In dieser Zeit änderte sich die Wahrnehmung der Bayern: Sportliche Rivalitäten, Folklore auf dem Level von „Zieht den Bayern die Lederhosen aus“, das gab es vorher auch. In den Achtzigern aber fügte sich alles zu einem größeren, politisch aufgeladenen Ganzen zusammen. Die Bayern als verhasstes Fußball-Imperium, das es zu stürzen gilt - dieses Bild gewann erst damals an Kontur. Und Lemke und Hoeneß führten dabei die Pinsel.
Willi Lemke erzählte die Geschichte, die nachhallt
Lemke zeichnete die Bayern immer wieder als den vom Geld begünstigten Bösewicht und seine Bremer als den Gegenentwurf: „Der FC Bayern München - das sind die Reichen, die Starken, die Großen“, sagte er einst: „Das sind die, die mit breiten Ärmeln und Ellbogen kämpfen.“ Sein Klub dagegen wolle anders sein: „Bodenständig, volksnah, die Jungs von nebenan.“
Der langjährige Bremer Trainer Otto Rehhagel passte in die Erzählung: Der im Krieg aufgewachsene Bergmannssohn und gelernte Maler und Lackierer betonte stets seine einfachen Wurzeln und seine Aversion gegen das, was er für die Arroganz der Macht hielt.
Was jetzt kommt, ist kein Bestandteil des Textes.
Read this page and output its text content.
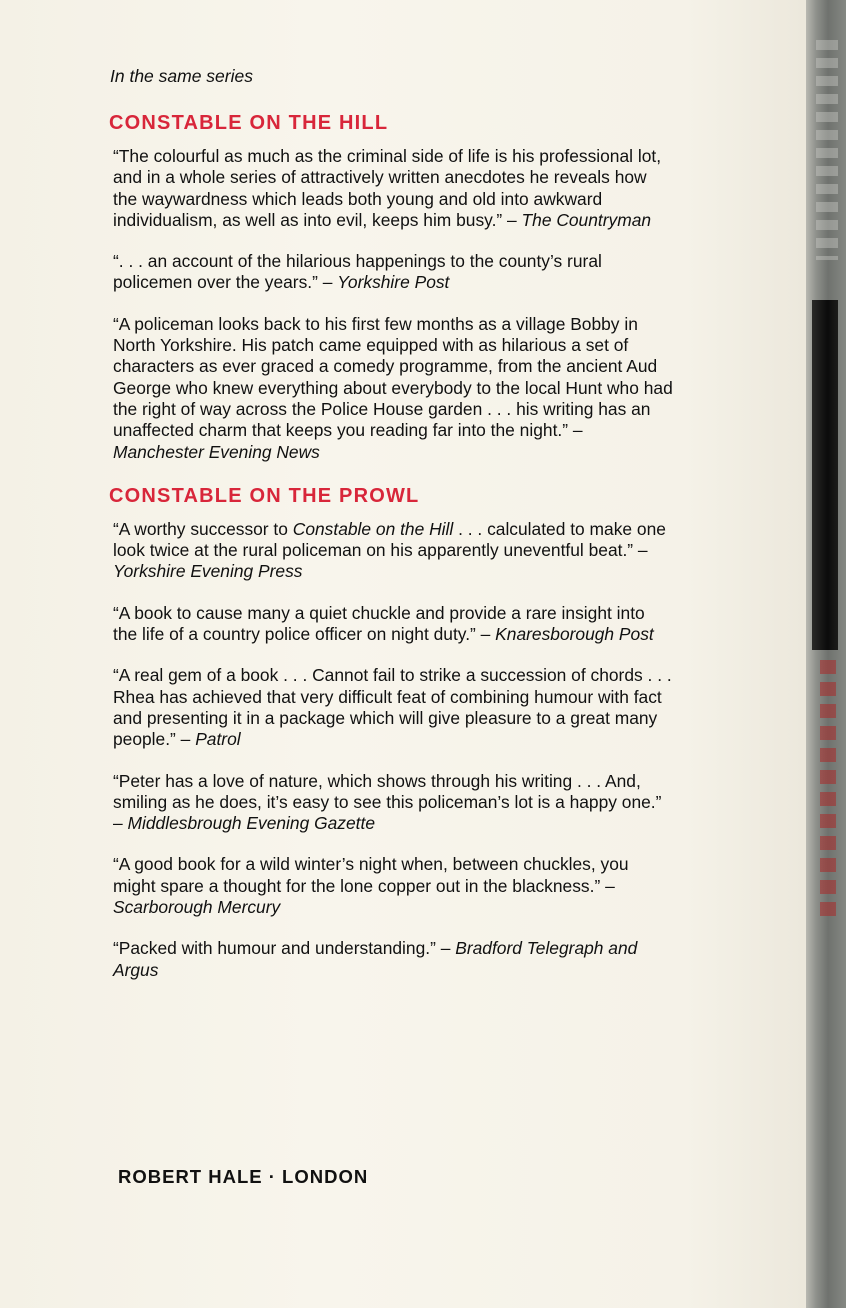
In the same series
CONSTABLE ON THE HILL

“The colourful as much as the criminal side of life is his professional lot, and in a whole series of attractively written anecdotes he reveals how the waywardness which leads both young and old into awkward individualism, as well as into evil, keeps him busy.” – The Countryman

“. . . an account of the hilarious happenings to the county’s rural policemen over the years.” – Yorkshire Post

“A policeman looks back to his first few months as a village Bobby in North Yorkshire. His patch came equipped with as hilarious a set of characters as ever graced a comedy programme, from the ancient Aud George who knew everything about everybody to the local Hunt who had the right of way across the Police House garden . . . his writing has an unaffected charm that keeps you reading far into the night.” – Manchester Evening News

CONSTABLE ON THE PROWL

“A worthy successor to Constable on the Hill . . . calculated to make one look twice at the rural policeman on his apparently uneventful beat.” – Yorkshire Evening Press

“A book to cause many a quiet chuckle and provide a rare insight into the life of a country police officer on night duty.” – Knaresborough Post

“A real gem of a book . . . Cannot fail to strike a succession of chords . . . Rhea has achieved that very difficult feat of combining humour with fact and presenting it in a package which will give pleasure to a great many people.” – Patrol

“Peter has a love of nature, which shows through his writing . . . And, smiling as he does, it’s easy to see this policeman’s lot is a happy one.” – Middlesbrough Evening Gazette

“A good book for a wild winter’s night when, between chuckles, you might spare a thought for the lone copper out in the blackness.” – Scarborough Mercury

“Packed with humour and understanding.” – Bradford Telegraph and Argus

ROBERT HALE · LONDON
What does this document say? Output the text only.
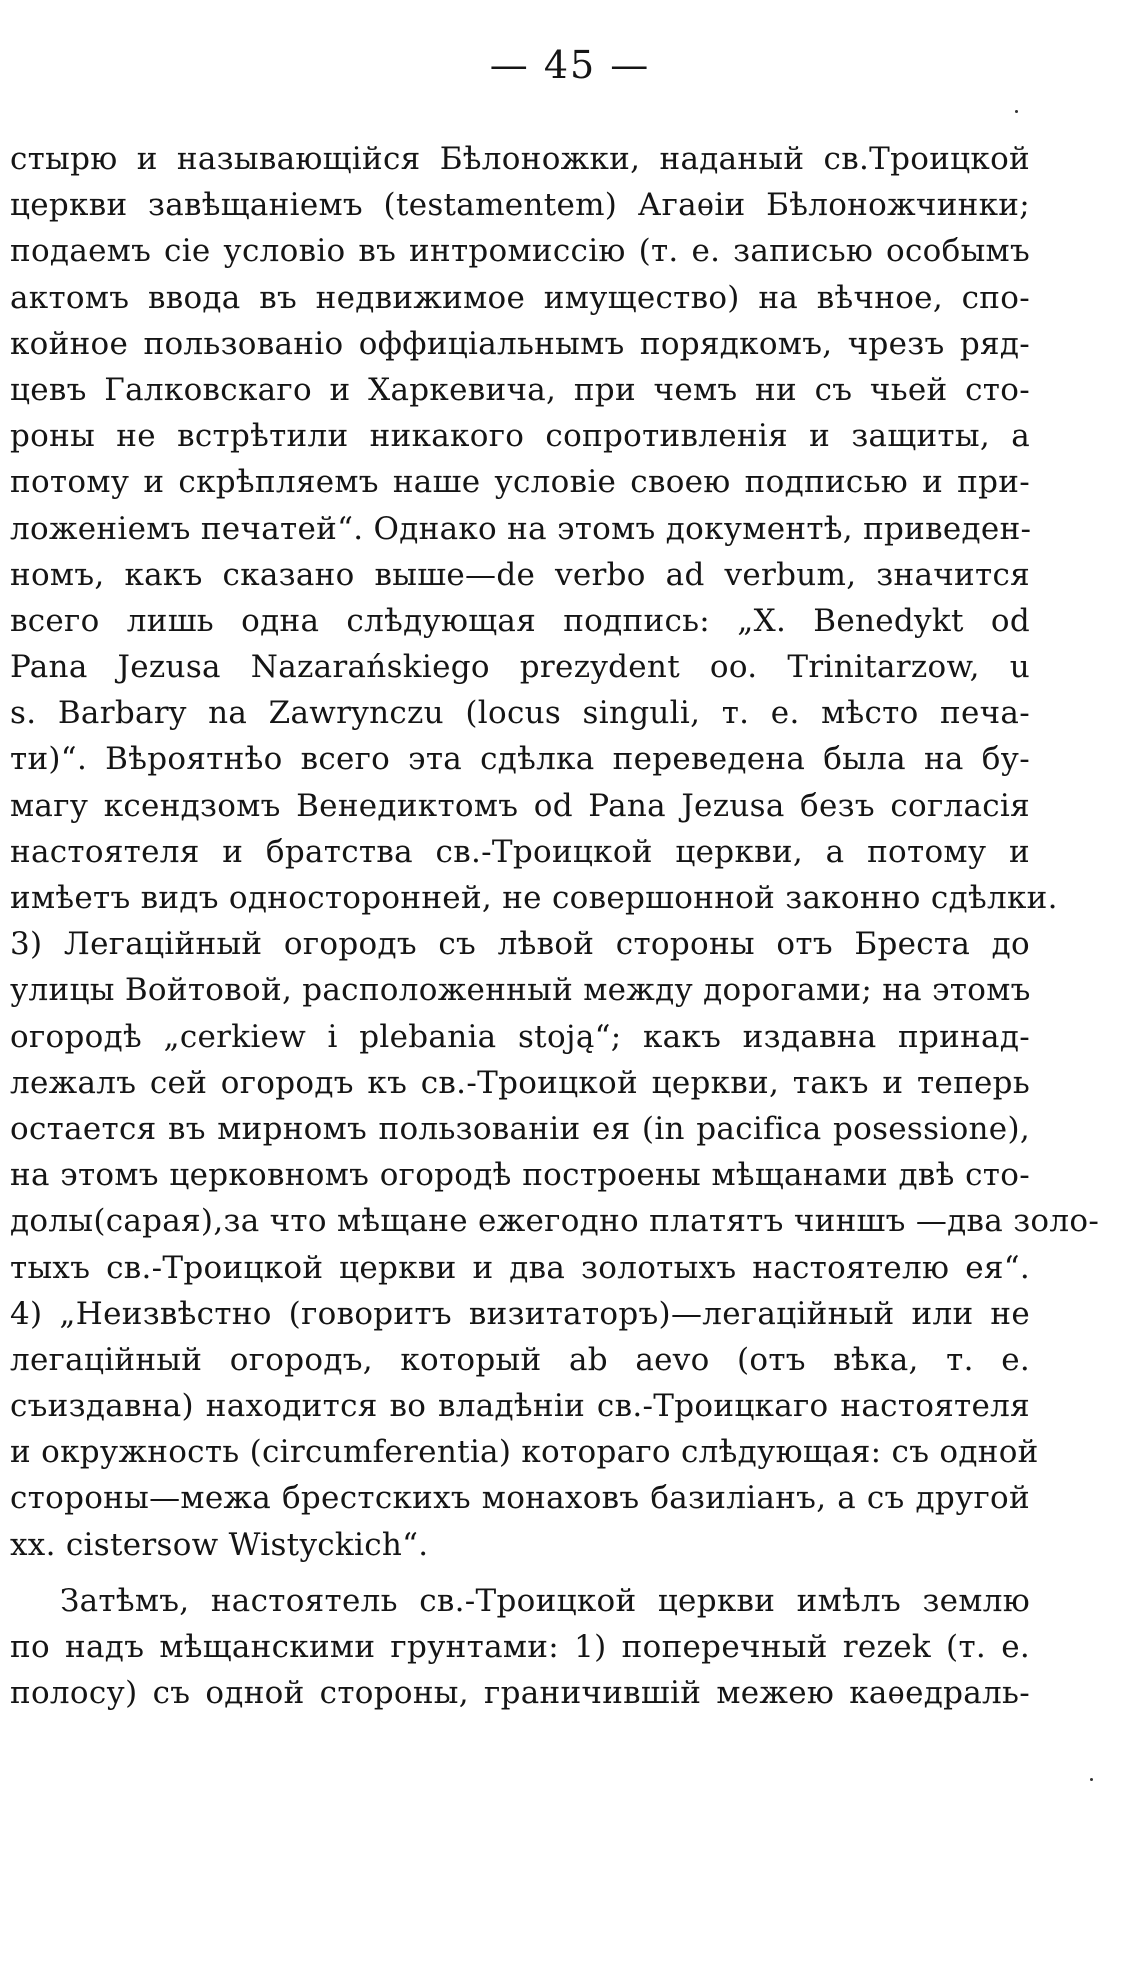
— 45 —
стырю и называющійся Бѣлоножки, наданый св.Троицкой
церкви завѣщаніемъ (testamentem) Агаѳіи Бѣлоножчинки;
подаемъ сіе условіо въ интромиссію (т. е. записью особымъ
актомъ ввода въ недвижимое имущество) на вѣчное, спо-
койное пользованіо оффиціальнымъ порядкомъ, чрезъ ряд-
цевъ Галковскаго и Харкевича, при чемъ ни съ чьей сто-
роны не встрѣтили никакого сопротивленія и защиты, а
потому и скрѣпляемъ наше условіе своею подписью и при-
ложеніемъ печатей“. Однако на этомъ документѣ, приведен-
номъ, какъ сказано выше—de verbo ad verbum, значится
всего лишь одна слѣдующая подпись: „X. Benedykt od
Pana Jezusa Nazarańskiego prezydent oo. Trinitarzow, u
s. Barbary na Zawrynczu (locus singuli, т. е. мѣсто печа-
ти)“. Вѣроятнѣо всего эта сдѣлка переведена была на бу-
магу ксендзомъ Венедиктомъ od Pana Jezusa безъ согласія
настоятеля и братства св.-Троицкой церкви, а потому и
имѣетъ видъ односторонней, не совершонной законно сдѣлки.
3) Легаційный огородъ съ лѣвой стороны отъ Бреста до
улицы Войтовой, расположенный между дорогами; на этомъ
огородѣ „cerkiew i plebania stoją“; какъ издавна принад-
лежалъ сей огородъ къ св.-Троицкой церкви, такъ и теперь
остается въ мирномъ пользованіи ея (in pacifica posessione),
на этомъ церковномъ огородѣ построены мѣщанами двѣ сто-
долы(сарая),за что мѣщане ежегодно платятъ чиншъ —два золо-
тыхъ св.-Троицкой церкви и два золотыхъ настоятелю ея“.
4) „Неизвѣстно (говоритъ визитаторъ)—легаційный или не
легаційный огородъ, который ab aevo (отъ вѣка, т. е.
съиздавна) находится во владѣніи св.-Троицкаго настоятеля
и окружность (circumferentia) котораго слѣдующая: съ одной
стороны—межа брестскихъ монаховъ базиліанъ, а съ другой
xx. cistersow Wistyckich“.
Затѣмъ, настоятель св.-Троицкой церкви имѣлъ землю
по надъ мѣщанскими грунтами: 1) поперечный rezek (т. е.
полосу) съ одной стороны, граничившій межею каѳедраль-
Lemke, schon in jungen Jahren Landesgeschäftsführer der Bremer SPD, vertrat seine Sicht teils aus Überzeugung, teils aus Kalkül: Die Geschichte von Arm gegen Reich, Bodenständig gegen Abgehoben, war eine Art, die Fans zu mobilisieren und den Gegner zu reizen.
Und Hoeneß ließ sich reizen.
Hoeneß sah sein Werk unfair verzerrt
Einen „Volksverhetzer“ nannte CSU-Anhänger Hoeneß den Sozialdemokraten Lemke, der ihn umgekehrt als „Totengräber des Fußballs“ schmähte. Hoeneß fand Lemke scheinheilig und war auch persönlich gekränkt von der Art und Weise, wie Lemke seinen Klub zeichnete.
Hoeneß wusste noch gut, dass er den Klub 1979 in finanziell marodem Zustand mit Millionenschulden geerbt hatte. Dass Lemke ihn ein paar Jahre darauf als überprivilegierten Geldadel zeichnete, sah er als unfaire Verzerrung und Herabwürdigung seines jungen Lebenswerks.
Die Konsequenz, die er daraus zog: Er verteidigte es umso überzeugter, ging aggressiv zum Gegenangriff über - und bestärkte damit Bayern-Fans und -Gegner in ihren jeweiligen Überzeugungen. Der Mythos der „Abteilung Attacke“ und zum Teil auch der des bayerischen „Mia-san-mia“-Selbstbilds hat seinen Ursprung in der Lemke-Hoeneß-Rivalität.
Morddrohungen gegen Augenthaler als Tiefpunkt
Die Feindschaft war in ihrer heißesten Phase mehr als nur Fußball-Folklore: Sie hatte „Züge, die einfach nicht mehr lustig waren“, erinnerte sich der damalige Bayern-Spieler Dieter Hoeneß, Ulis Bruder und Sebastians Vater.
Besonders hässlich wurde es, nachdem der damalige Bayern-Kapitän Klaus Augenthaler Werder-Stürmer Rudi Völler 1985 mit einem heftigen Foul schwer verletzt hatte, das von Hoeneß und Trainer Udo Lattek als „normal“ heruntergeredet wurde (Lattek: „Wir spielen ja nicht Schach“).
Augenthaler erhielt infolge der aufgeheizten Stimmung Morddrohungen, die der Verein als so ernstzunehmend einstufte, dass er Personenschutz bekam.
Daum hatte andere Motive als Lemke
In ähnlicher Manier kochten die Emotionen einige Jahre später zwischen Hoeneß und Daum über - wobei es dem damaligen Köln-Coach weniger um Sozialromantik und mehr um psychologische Kriegsführung und eine extrovertierte Show ging. Der berühmte Gift-Gipfel im ZDF-Sportstudio war der Höhepunkt.
Trotz der späteren, heftigen Verwerfungen rund um Daums Kokain-Affäre heilten die Wunden zwischen Hoeneß und Daum schneller. Viele Jahre später nannte Hoeneß Lemke immer noch einen „Feind“ und Daum nur einen „mit Abstrichen“.
Erst 2015, nach Hoeneß' Verurteilung wegen Steuerhinterziehung, begruben auch Lemke und er das Kriegsbeil. Mit den Toden von Lemke und Daum rückt eine intensive Bundesliga-Ära nun noch weiter in die Vergangenheit.
Eine Vergangenheit, die allerdings tief in die Gegenwart hineinwirkt.